“There he is,” Bryn says, nodding as his truck heads up the lane. My hands form into fists, but my throat is choked with emotions. He’s here. Now what?
“Bryn,” Rory’s mother calls from the kitchen.
“Hey,” I say, catching her attention before she turns. “When are you going to make the big announcement about my niece.”
She shakes her head at me in fond annoyance. “When we make the rounds and say what we’re thankful for at the dinner table.”
“Oh, shit, we’re doing that?” Rowan asks from around a hunk of the bread I threw at his head.
I snort. We’ve never been the holiday tradition types, owing largely to the fact that our family felt different every year growing up. We had Rowan and Willow’s dad for a couple of years after our dad left, and then when he sayonared, Mom was single for all of a hot second before she met Jay. There was no possibility of forming lasting traditions because our mother has the unenviable habit of adopting the ways of whatever man she’s obsessed with at the moment. So, we opened our presents on Christmas Day with Rowan and Willow’s dad, and with Jay, we had Christmas crackers and hot chocolate on Christmas Eve. God, Jay really is the best. Other than Willow and Ivy, he’s the only person in our family who actually reached out to wish us a Happy Thanksgiving today.

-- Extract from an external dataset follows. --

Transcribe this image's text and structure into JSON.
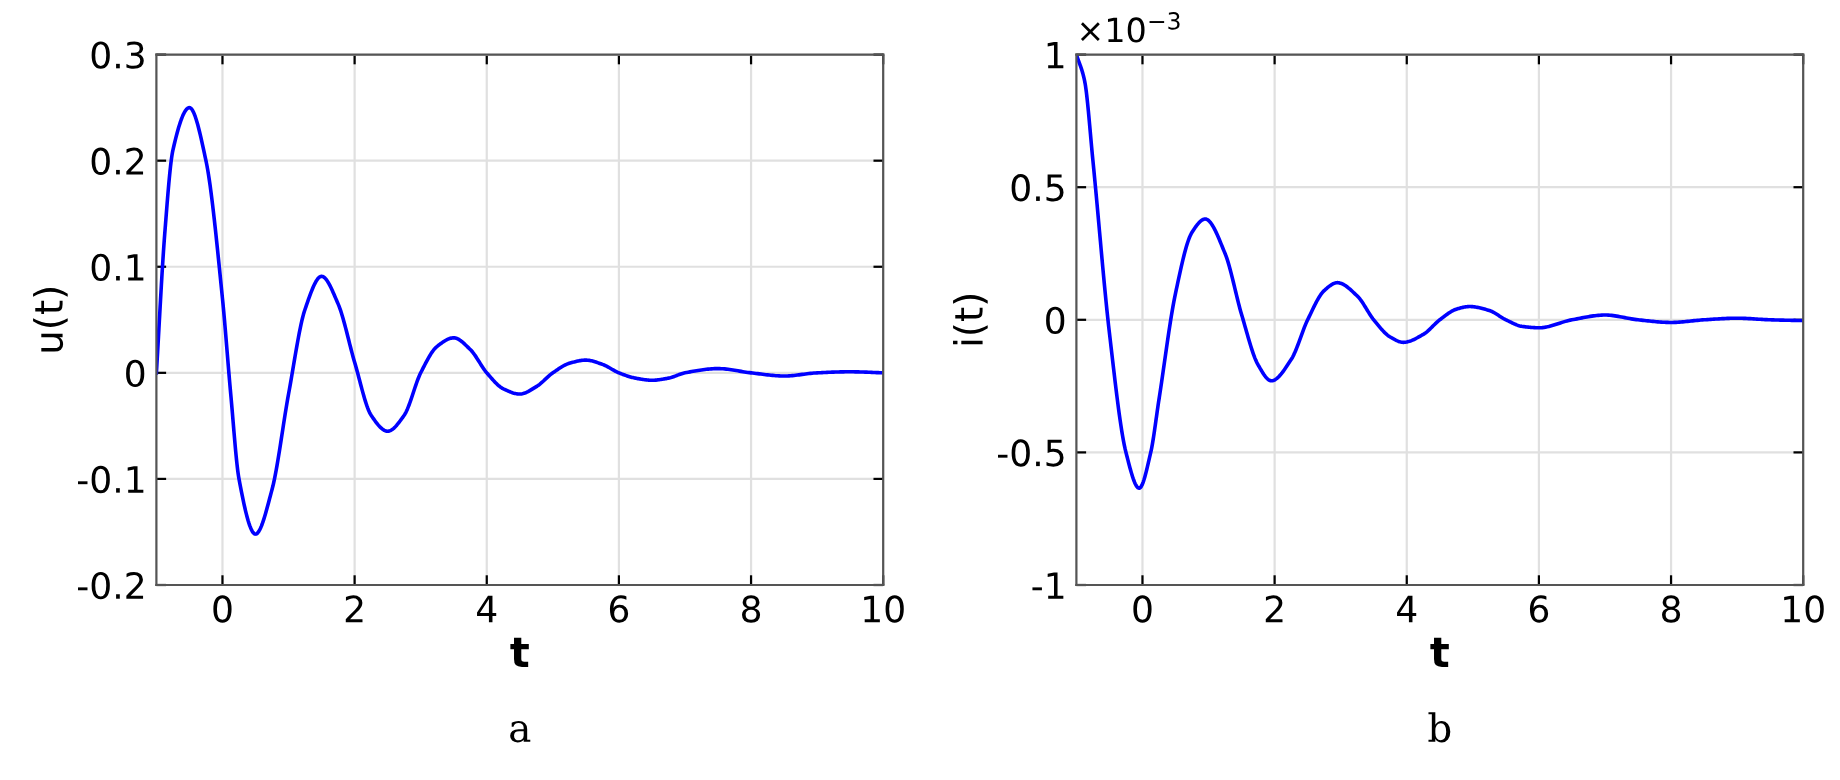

“It’s Ellen’s favorite tradition,” Bryn hisses, “sobe nice.” She steps away just as her mother-in-law comes toward us from—well, God knows where, this place is huge. She’s wearing a turkey sweater, and she somehow makes it look sweet instead of stupid. They’re nice, Rory’s parents, as if there ever were any doubt.
“Bryn, dear, do you think I should put my sweet potatoes in the oven?”
I almost laugh. Ellen insisted on making her trademark sweet potato dish because it was Rory’s favorite as a child, and come hell or high water, she was going to make it, even if Bryn did order enough food for an army.
“Yes, that sounds great, Ellen,” she says, patting her on the back.
“Oh, is our other guest here?”
I turn back to the window in time to watch him step out of the truck. He looks up, and our eyes meet for a second. I feel the same empty ache I’ve felt for days, along with a tripping of my pulse. He’s always affected me, always made me burn for him, and there have been times where I hated him for it.
I don’t hate him anymore.
I can’t.
But that doesn’t mean I’m going to be a carpet he walks all over with his shoes.
I turn my back to the window. “Maybe I do want some appetizers.”
“That’s the spirit,” Rowan says. Ellen and Bryn have already walked off, presumably toward the kitchen, but he pats me on the back, then swears when some unidentified food item rolls off his plate and onto the probably priceless rug.
“Shit,” he says again.
“Swear jar,” I say, laughing, as I bend to pick up the cranberry tart. There’s a distinct red spot on the gray-toned rug.
“You think they’ll notice?” he asks. We both laugh and attempt to buff it away, something that only makes it worse.
“No one should let us go anywhere,” I tell him.
We stand back up, and he gives me a different kind of look, one that goes deeper.
“Are you sure you don’t want me to break his face?”
I laugh. “No, it’s my great misfortune to like his face in its current formation.”
“I don’t like seeing you like this, Holly,” Rowan says, and there’s so much big brother in my little brother’s words it hurts. Then again, he’s probably heard my cry in my room, since I still have enough of an ego that I don’t like to do it in front of other people.
“I’m fine, Rowan. I’m better than fine. For the first time in my life, I’m owning up to my own feelings. It’s not a bad thing.”
He lifts his brows in disbelief. “Even when they’re bad feelings?”
“Even then.” I think of what Bryn said the other day. “You’ll see for yourself someday.”
He gives me a disbelieving look. “No offense, but you don’t make being in love look all that fun.”
“That’s because sometimes it really fucking sucks,” I say, stealing one of the clean cranberry thingies off his plate and popping it into my mouth. Of course, it’s delicious. “But when it’s good, it’s really, really good. Today is not one of those days, though.”